About six months after starting with the Forester, the newspaper’s editor resigned so Rice asked Thomas to take over the editor’s position, which he gladly accepted.
“I stayed there for about 12 years and I enjoyed it. In fact, I loved it. It ended around the time Peter told me he was going to retire at 50 and I was already 50. So one day I told him I was leaving. But I was stupid to leave. Peter Rice was the best employer a person could ever have. He was by far the best person I worked for,” Thomas said in 2009.
Even though he had a full time job with the Forester, Thomas still continued working at CKAR as an on-air personality. “I continued to host a radio program for the station during this time. It was a piece of cake to do both.”
In 1976, the Eastern Broadcasting Co. Ltd. purchased a number of central Ontario radio stations, including CKAR. Thomas continued to work under the new ownership, which received approval to change the station’s call letters to CFBK in 1977.
Thomas had never been what most people come to think of as a typical sports radio announcer, who simply reads his copy into the microphone. Thomas’ sfolksy style of reporting the news struck a chord with his listeners, who tuned in to hear his recognizable voice for more than five decades, including more than 30 years spent as ‘Santa Claus’ listening to young wishes as the calls went into the station during the Christmas Season.
Reporting wasn’t Thomas’s only love. In 1988, Thomas Thomas was appointed returning officer with Elections Canada for the federal riding of Parry Sound-Muskoka, a position he held until 1995, overseeing two successful federal elections and one national referendum.
It was during this position that he began his friendship with Greaves, who was hired by Thomas in 1988 as assistant returning officer.
Thomas also served for a time as president of the Huntsville Rotary Club for a term and was a recipient of the Paul Harris Fellowship Award, one of Rotary’s highest honours.
He could also be found playing key roles in all of the communities’ major Rotary Club Broadway shows as well as in local plays.
He was also a long-time member of the Royal Canadian Legion Brach 232, Huntsville. In recent years Thomas has been inducted into the Huntsville Sports Hall of Fame as a builder. The Town of Huntsville Parks and recreation committee recently named the sound booth in the Jack Bionda Arena the Garth Thomas Booth in recognition of his many hockey and lacrosse broadcasts.
With the arrival of the Winter Games Olympic Torch in Huntsville in 2010, Thomas was one of 25 Huntsville citizens honored at a ceremony hosted by the Town of Huntsville.
In retrospect, Thomas said in 2009 that he has had many careers. But being in Huntsville has been his only career highlight.
“I mean that. Just being connected with this town is it for me,” he was quoted as saying back then.
Thomas called it quits on his radio career on Oct. 19, 2009 saying that the industry had started to pass him by and he was tired.

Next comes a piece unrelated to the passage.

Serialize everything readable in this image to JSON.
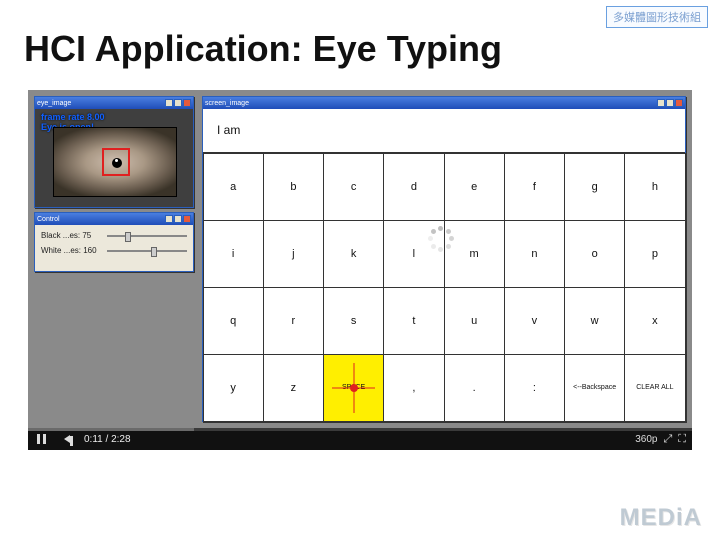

A lifelong bachelor, Thomas had no family, but Greaves said the residents of Huntsville “are his immediate family.”
“For me, the greatest legacy he has left is his willingness and ability to promote and give a special time to so many people in this town. He loved to entertain and to be colourful. He had no ego whatsoever. If there was a young boy or girl who had done something special in sports, maybe an average player, you did something noteworthy, Thomas noticed you on the radio. They will always have that bit of memory, thanks to Thomas.”
Visitation for Thomas Thomas will be tonight, Wednesday, starting at 7 p.m. at Mitchell Funeral Home. There will be a celebration of Thomas’s life on Thursday at the Huntsville legion at 11 a.m.
In lieu of flowers, Thomas wanted people to make donations in his memory directly to the Huntsville District Memorial Hospital, the Huntsville fire department and Hospice Huntsville.